Today as I was outside dabbling in the garden during this beautiful sunny day. I had been putting off being outside in the cold and today seemed only slightly different. But I took my sense of wonder with me. As I pulled weeds I kept an eye on those beautiful daffodils that are standing tall even after snow last week… I wonder how they are so adaptable to the ups and downs of weather. I wonder if we are just as adaptable and answered right away, of course! I planted some new tulip bulbs last fall and I see they are getting close to opening up. I wonder…will they be as beautiful as I remembered seeing them at the gardens where I picked them out?
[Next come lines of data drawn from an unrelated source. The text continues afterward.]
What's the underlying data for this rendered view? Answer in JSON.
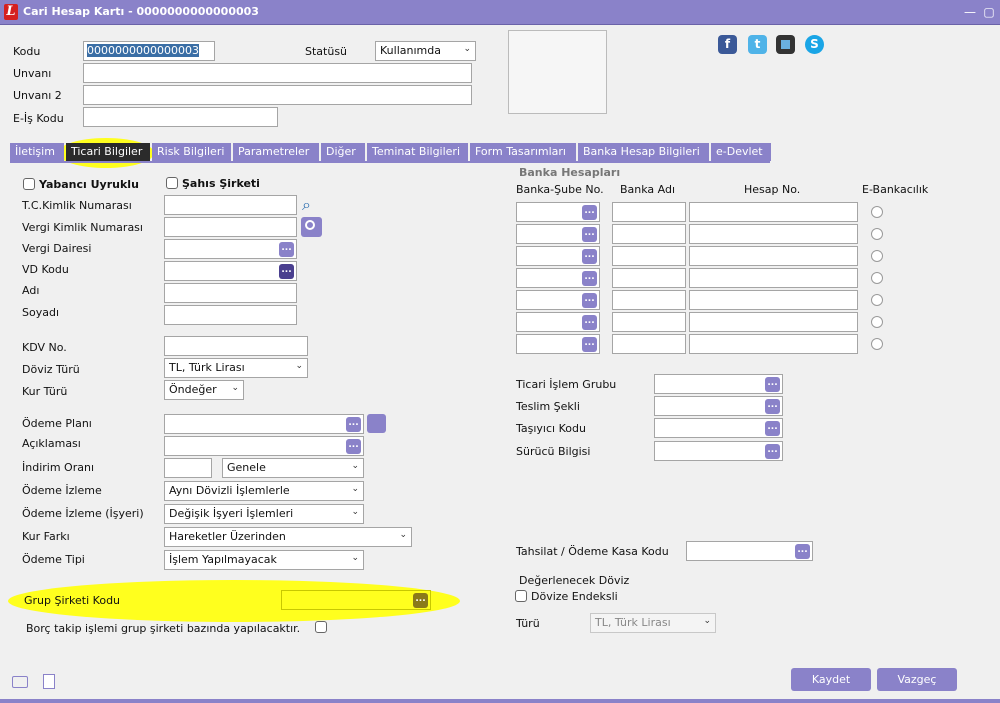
{
  "window": {
    "title": "Cari Hesap Kartı - 0000000000000003"
  },
  "header": {
    "kodu_label": "Kodu",
    "kodu_value": "0000000000000003",
    "statusu_label": "Statüsü",
    "statusu_value": "Kullanımda",
    "unvani_label": "Unvanı",
    "unvani2_label": "Unvanı 2",
    "eis_label": "E-İş Kodu"
  },
  "tabs": [
    "İletişim",
    "Ticari Bilgiler",
    "Risk Bilgileri",
    "Parametreler",
    "Diğer",
    "Teminat Bilgileri",
    "Form Tasarımları",
    "Banka Hesap Bilgileri",
    "e-Devlet"
  ],
  "left": {
    "yabanci": "Yabancı Uyruklu",
    "sahis": "Şahıs Şirketi",
    "tc": "T.C.Kimlik Numarası",
    "vergi_no": "Vergi Kimlik Numarası",
    "vergi_dairesi": "Vergi Dairesi",
    "vd_kodu": "VD Kodu",
    "adi": "Adı",
    "soyadi": "Soyadı",
    "kdv": "KDV No.",
    "doviz_turu": "Döviz Türü",
    "doviz_turu_value": "TL, Türk Lirası",
    "kur_turu": "Kur Türü",
    "kur_turu_value": "Öndeğer",
    "odeme_plani": "Ödeme Planı",
    "aciklamasi": "Açıklaması",
    "indirim_orani": "İndirim Oranı",
    "indirim_value": "Genele",
    "odeme_izleme": "Ödeme İzleme",
    "odeme_izleme_value": "Aynı Dövizli İşlemlerle",
    "odeme_izleme_isyeri": "Ödeme İzleme (İşyeri)",
    "odeme_izleme_isyeri_value": "Değişik İşyeri İşlemleri",
    "kur_farki": "Kur Farkı",
    "kur_farki_value": "Hareketler Üzerinden",
    "odeme_tipi": "Ödeme Tipi",
    "odeme_tipi_value": "İşlem Yapılmayacak",
    "grup_sirketi": "Grup Şirketi Kodu",
    "borc_takip": "Borç takip işlemi grup şirketi bazında yapılacaktır."
  },
  "bank": {
    "section_title": "Banka Hesapları",
    "col_sube": "Banka-Şube No.",
    "col_adi": "Banka Adı",
    "col_hesap": "Hesap No.",
    "col_ebank": "E-Bankacılık",
    "row_count": 7
  },
  "right": {
    "ticari_islem": "Ticari İşlem Grubu",
    "teslim": "Teslim Şekli",
    "tasiyici": "Taşıyıcı Kodu",
    "surucu": "Sürücü Bilgisi",
    "tahsilat": "Tahsilat / Ödeme Kasa Kodu",
    "degerlenecek": "Değerlenecek Döviz",
    "dovize_endeksli": "Dövize Endeksli",
    "turu": "Türü",
    "turu_value": "TL, Türk Lirası"
  },
  "footer": {
    "kaydet": "Kaydet",
    "vazgec": "Vazgeç"
  },
  "icons": {
    "facebook_glyph": "f",
    "twitter_glyph": "t",
    "skype_glyph": "S",
    "dots_glyph": "...",
    "chevron_glyph": "⌄",
    "search_glyph": "⌕"
  },
  "colors": {
    "accent": "#8a82c9",
    "highlight": "#ffff1e",
    "facebook": "#3b5998",
    "twitter": "#4fb3e8",
    "skype": "#1aa5e6"
  }
}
I used my organic fertilizer, I wonder…will that smell help the rabbits leave my tulips alone and not eat them!? My weeds were pulled, dead branches picked up, the time flew by, and I came in feeling totally peaceful.
Hope…it’s beautiful when we activate it using our sense of wonder. We are not in control of the outcome of what is happening around us, and yet we are able to do our part to contribute through compassion and love for all. When we surrender the need for that control, let God be in control, our sense of wonder will grow and expand our thoughts into actions that are helpful to all those around us.
I realized that’s exactly what we do as we offer a Reconnective Healing. As the healer, we are the conduit only, to set up that three way communication grid between ourselves, the person needing the healing, and God. We are the observer and the observed through awareness. We surrender the outcome in the wonder of recognizing God’s Amazing Presence during the healing session.
I wonder if you will try it in your life today? I love the peace it has brought into my mind, body, and spirit. Life is always unfolding. I’ve re-discovered a deep way to listen for God’s voice…always sharing amazing Divine love.
I wonder…will I discover other new ways to listen?
STAY SAFE all of you…and delight in peace when it comes! Our children provide HOPE…with our nurturing!